Minority Caucus Files Affidavit to Oppose Police Injunction on Planned Protest Against Bank of Ghana Officials

The Minority caucus in Ghana’s parliament has taken legal action to contest the Greater Accra Regional Police Command’s attempt to secure an injunction against their planned protest targeting the Bank of Ghana Governor and his deputies.

The affidavit opposing the injunction was submitted by the caucus’s legal representatives on Friday, September 1, at the Accra High Court registry. The Greater Accra Regional Police Command had previously filed for an injunction, expressing concerns about the proposed protest routes chosen by the Minority.
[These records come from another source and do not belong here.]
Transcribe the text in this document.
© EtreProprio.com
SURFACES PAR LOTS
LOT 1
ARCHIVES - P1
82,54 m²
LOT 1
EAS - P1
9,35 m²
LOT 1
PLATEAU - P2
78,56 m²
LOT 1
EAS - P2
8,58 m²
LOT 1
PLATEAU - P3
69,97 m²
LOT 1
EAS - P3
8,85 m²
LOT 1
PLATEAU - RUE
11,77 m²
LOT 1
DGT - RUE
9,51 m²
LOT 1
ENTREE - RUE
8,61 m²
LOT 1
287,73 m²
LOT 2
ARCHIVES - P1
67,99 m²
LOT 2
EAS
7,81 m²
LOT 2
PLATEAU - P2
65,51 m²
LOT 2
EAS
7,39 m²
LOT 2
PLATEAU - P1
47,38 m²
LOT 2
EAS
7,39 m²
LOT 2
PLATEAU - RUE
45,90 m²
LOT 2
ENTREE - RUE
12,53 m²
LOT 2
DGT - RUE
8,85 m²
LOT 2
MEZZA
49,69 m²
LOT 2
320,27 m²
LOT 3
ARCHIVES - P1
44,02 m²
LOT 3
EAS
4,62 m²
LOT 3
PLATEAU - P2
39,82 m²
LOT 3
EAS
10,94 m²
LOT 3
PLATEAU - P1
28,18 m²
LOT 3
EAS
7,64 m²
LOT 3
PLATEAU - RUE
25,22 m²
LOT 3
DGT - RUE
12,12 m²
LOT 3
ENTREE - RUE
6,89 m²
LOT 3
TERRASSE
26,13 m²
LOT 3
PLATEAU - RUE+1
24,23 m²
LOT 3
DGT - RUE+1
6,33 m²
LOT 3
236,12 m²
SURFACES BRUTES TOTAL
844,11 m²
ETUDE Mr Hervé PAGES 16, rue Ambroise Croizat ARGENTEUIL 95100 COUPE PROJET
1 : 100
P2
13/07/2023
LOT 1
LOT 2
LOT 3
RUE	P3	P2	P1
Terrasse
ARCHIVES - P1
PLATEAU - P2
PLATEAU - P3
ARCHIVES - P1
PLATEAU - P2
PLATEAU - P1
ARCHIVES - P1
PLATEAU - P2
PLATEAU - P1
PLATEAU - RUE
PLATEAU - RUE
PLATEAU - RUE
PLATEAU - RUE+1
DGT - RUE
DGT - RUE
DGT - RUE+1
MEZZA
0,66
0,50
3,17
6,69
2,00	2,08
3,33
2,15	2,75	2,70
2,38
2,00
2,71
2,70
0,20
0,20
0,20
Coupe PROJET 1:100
The opposition National Democratic Congress (NDC) MPs intend to stage their protest on Tuesday, September 5, commencing from Makola and proceeding through Rawlings Park and Opera Square to reach the vicinity of the Bank of Ghana. Their primary aim is to demand the resignation of the Bank of Ghana Governor and his two deputies in response to the central bank’s reported losses of over GH¢60.8 billion in 2022.

However, the police have cited overcrowding and congestion of human and vehicular traffic along the proposed route as potential threats to public order, public safety, and the functioning of essential services. As an alternative, the police suggested a route starting from Parliament House and ending at Independence Square, but this proposal was rejected by the Minority.

The upcoming hearing for the injunction application is scheduled for September 4, with the objective of preventing the Minority from using their originally planned route.

Deputy Minority Leader, Emmanuel Armah-Kofi Buah, strongly criticized the police’s actions, labeling them a “breach of trust” and expressing profound disappointment in their behavior. He emphasized the caucus’s commitment to its constitutionally guaranteed right to engage in peaceful protest as representatives of the people.

Speaking on the matter, Bawku Central MP Mahama Ayariga insisted that their planned demonstration does not pose a security threat to the public. He argued that the police’s actions demonstrated bad faith, as they had previously engaged with the caucus throughout the planning process for the protest.

As the legal battle unfolds and tensions rise over the opposition’s right to protest, Ghana’s political landscape continues to witness fervent debates and discussions surrounding accountability and public dissent.